Pendant 15 années, Marcel Fournier s'intéresse ainsi à Émile Durkheim et à son neveu, Marcel Mauss. Parmi les résultats de ce travail, deux biographies de référence, traduites en plusieurs langues et publiées par la maison d'édition Fayard. Dans la première biographie en français de Durkheim, il aborde notamment des questions jusqu'alors peu traitées: sa personnalité, sa vie familiale et ses amitiés, son rapport avec le judaïsme ou bien encore ses engagements politiques.

La sociologie, «sport de combat»

Lorsqu'on lui demande de définir la sociologie, Marcel Fournier reprend les mots de Pierre Bourdieu et parle de «sport de combat», en ce qu'elle implique une participation aux débats de la société. Le sociologue québécois a fait sienne cette expression, jouant son rôle d'intellectuel dans la société, intervenant dans les médias à l'occasion de débats politiques, «sans suivre de ligne de parti ou d'idéologie rigide». Un autre de ses «combats» est de s'attacher à démontrer le caractère scientifique de la sociologie. Dans Profession sociologue, publié aux Presses de l'Université de Montréal, il insiste ainsi sur la méthodologie rigoureuse de cette discipline, qui en fait une véritable science.

Un ambassadeur de la sociologie québécoise

Le professeur du Département de sociologie de l'Université de Montréal est un de ceux qui font rayonner la recherche québécoise dans le monde. Ayant enseigné dans plusieurs établissements étrangers, en France bien sûr, mais aussi ailleurs en Europe et aux États-Unis, il est sans doute le sociologue québécois de sa génération le mieux connu sur la scène internationale. Il a notamment dirigé, de 1997 à 2007, la revue internationale de langue française Sociologie et Sociétés.

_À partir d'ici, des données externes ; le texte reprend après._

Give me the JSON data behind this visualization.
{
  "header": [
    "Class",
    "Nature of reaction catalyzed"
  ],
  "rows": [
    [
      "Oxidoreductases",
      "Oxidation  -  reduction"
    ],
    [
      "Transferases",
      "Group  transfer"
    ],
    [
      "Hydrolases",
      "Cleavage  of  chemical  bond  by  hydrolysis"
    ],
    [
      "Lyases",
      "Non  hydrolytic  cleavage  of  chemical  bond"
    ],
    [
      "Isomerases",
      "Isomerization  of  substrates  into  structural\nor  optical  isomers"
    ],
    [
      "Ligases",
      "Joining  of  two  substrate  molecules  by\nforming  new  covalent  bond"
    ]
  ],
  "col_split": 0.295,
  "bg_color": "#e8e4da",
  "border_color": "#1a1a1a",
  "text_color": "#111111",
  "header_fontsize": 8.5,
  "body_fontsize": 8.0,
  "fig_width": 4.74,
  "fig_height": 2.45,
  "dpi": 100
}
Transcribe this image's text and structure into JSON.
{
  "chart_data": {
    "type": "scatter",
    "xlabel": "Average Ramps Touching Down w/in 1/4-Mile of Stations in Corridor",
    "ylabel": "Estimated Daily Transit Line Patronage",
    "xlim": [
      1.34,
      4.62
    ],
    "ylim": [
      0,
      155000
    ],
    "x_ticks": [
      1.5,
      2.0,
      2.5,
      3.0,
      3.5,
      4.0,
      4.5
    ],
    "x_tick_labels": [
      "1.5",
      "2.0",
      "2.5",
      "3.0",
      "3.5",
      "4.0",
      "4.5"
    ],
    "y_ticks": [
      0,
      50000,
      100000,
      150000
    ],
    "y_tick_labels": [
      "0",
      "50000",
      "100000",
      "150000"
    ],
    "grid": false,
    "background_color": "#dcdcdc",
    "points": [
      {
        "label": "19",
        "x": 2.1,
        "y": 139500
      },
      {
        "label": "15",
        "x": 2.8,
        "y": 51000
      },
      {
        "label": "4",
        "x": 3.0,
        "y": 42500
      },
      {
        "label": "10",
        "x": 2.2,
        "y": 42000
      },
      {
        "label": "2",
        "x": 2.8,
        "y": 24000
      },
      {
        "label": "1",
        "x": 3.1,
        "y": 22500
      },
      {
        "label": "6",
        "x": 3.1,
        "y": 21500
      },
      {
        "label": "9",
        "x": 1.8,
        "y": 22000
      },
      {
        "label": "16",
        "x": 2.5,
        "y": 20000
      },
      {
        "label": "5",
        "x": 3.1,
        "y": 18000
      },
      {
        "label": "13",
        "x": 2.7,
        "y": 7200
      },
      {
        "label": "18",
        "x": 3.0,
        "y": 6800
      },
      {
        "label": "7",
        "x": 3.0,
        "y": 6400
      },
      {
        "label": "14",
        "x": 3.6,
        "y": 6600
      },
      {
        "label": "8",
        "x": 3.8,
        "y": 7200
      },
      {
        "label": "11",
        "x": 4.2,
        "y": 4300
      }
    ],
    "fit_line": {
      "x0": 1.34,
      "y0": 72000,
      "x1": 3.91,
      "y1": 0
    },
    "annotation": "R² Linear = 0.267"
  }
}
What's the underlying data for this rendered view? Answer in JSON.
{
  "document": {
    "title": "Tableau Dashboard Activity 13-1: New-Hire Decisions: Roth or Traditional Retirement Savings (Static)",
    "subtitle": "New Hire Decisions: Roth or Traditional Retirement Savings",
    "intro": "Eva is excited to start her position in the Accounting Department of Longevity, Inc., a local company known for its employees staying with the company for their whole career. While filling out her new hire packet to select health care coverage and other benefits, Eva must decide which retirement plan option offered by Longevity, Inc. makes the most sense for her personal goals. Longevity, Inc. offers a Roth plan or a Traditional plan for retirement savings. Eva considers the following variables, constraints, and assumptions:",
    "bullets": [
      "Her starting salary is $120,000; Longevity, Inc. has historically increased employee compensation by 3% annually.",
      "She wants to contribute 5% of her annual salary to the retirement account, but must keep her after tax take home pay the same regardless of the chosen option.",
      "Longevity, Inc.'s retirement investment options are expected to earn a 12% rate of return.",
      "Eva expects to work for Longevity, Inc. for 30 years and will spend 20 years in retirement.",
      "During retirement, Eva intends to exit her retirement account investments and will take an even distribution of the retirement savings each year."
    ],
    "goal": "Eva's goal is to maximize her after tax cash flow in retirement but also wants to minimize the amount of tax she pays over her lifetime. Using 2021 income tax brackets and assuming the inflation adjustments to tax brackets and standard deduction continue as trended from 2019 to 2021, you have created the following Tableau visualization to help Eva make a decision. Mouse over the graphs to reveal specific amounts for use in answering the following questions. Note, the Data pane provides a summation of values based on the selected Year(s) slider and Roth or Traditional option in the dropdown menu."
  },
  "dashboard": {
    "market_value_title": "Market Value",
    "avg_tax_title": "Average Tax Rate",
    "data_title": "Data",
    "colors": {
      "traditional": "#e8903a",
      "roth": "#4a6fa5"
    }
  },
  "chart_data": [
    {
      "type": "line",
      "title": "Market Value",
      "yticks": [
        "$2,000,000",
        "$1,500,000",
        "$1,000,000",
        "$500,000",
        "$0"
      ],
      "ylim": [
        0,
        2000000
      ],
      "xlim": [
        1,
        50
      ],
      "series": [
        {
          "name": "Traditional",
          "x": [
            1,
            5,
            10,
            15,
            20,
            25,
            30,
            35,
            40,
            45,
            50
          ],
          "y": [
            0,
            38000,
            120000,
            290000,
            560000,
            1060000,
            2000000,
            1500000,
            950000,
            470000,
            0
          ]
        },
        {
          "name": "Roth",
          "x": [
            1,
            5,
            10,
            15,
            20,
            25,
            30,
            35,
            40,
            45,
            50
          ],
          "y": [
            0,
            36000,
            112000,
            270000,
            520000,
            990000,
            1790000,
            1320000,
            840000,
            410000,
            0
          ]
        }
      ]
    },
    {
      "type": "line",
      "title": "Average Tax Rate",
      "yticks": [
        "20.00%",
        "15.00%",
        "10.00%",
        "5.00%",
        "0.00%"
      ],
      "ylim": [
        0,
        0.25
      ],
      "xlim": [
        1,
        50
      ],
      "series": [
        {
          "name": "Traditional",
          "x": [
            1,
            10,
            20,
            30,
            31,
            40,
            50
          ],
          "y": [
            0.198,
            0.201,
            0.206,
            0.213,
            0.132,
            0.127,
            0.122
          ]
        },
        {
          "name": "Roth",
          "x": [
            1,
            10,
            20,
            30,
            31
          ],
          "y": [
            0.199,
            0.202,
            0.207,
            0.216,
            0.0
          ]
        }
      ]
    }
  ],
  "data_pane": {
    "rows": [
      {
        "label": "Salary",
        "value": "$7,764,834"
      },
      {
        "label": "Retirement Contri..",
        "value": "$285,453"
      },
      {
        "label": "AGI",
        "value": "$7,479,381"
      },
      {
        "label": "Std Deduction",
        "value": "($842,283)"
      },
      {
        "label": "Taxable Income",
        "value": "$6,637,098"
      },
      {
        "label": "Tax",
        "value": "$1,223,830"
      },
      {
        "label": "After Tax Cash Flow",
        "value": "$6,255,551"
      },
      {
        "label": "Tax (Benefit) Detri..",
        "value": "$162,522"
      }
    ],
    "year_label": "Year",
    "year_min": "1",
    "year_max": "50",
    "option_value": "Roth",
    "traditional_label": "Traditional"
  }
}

Après avoir reçu le prix Adrien-Pouliot, de l'Association francophone pour le savoir, ou les Palmes académiques, du ministère de l'Éducation nationale en France, Marcel Fournier rejoint Marcel Rioux, Fernand Dumont, Guy Rocher et Marcel Rioux, trois de ses anciens professeurs et «les trois plus grands sociologues québécois», à titre de lauréat du prix Léon-Gérin. Un prix qui l'inscrit, selon ses mots, «dans une lignée, une filiation très prestigieuse».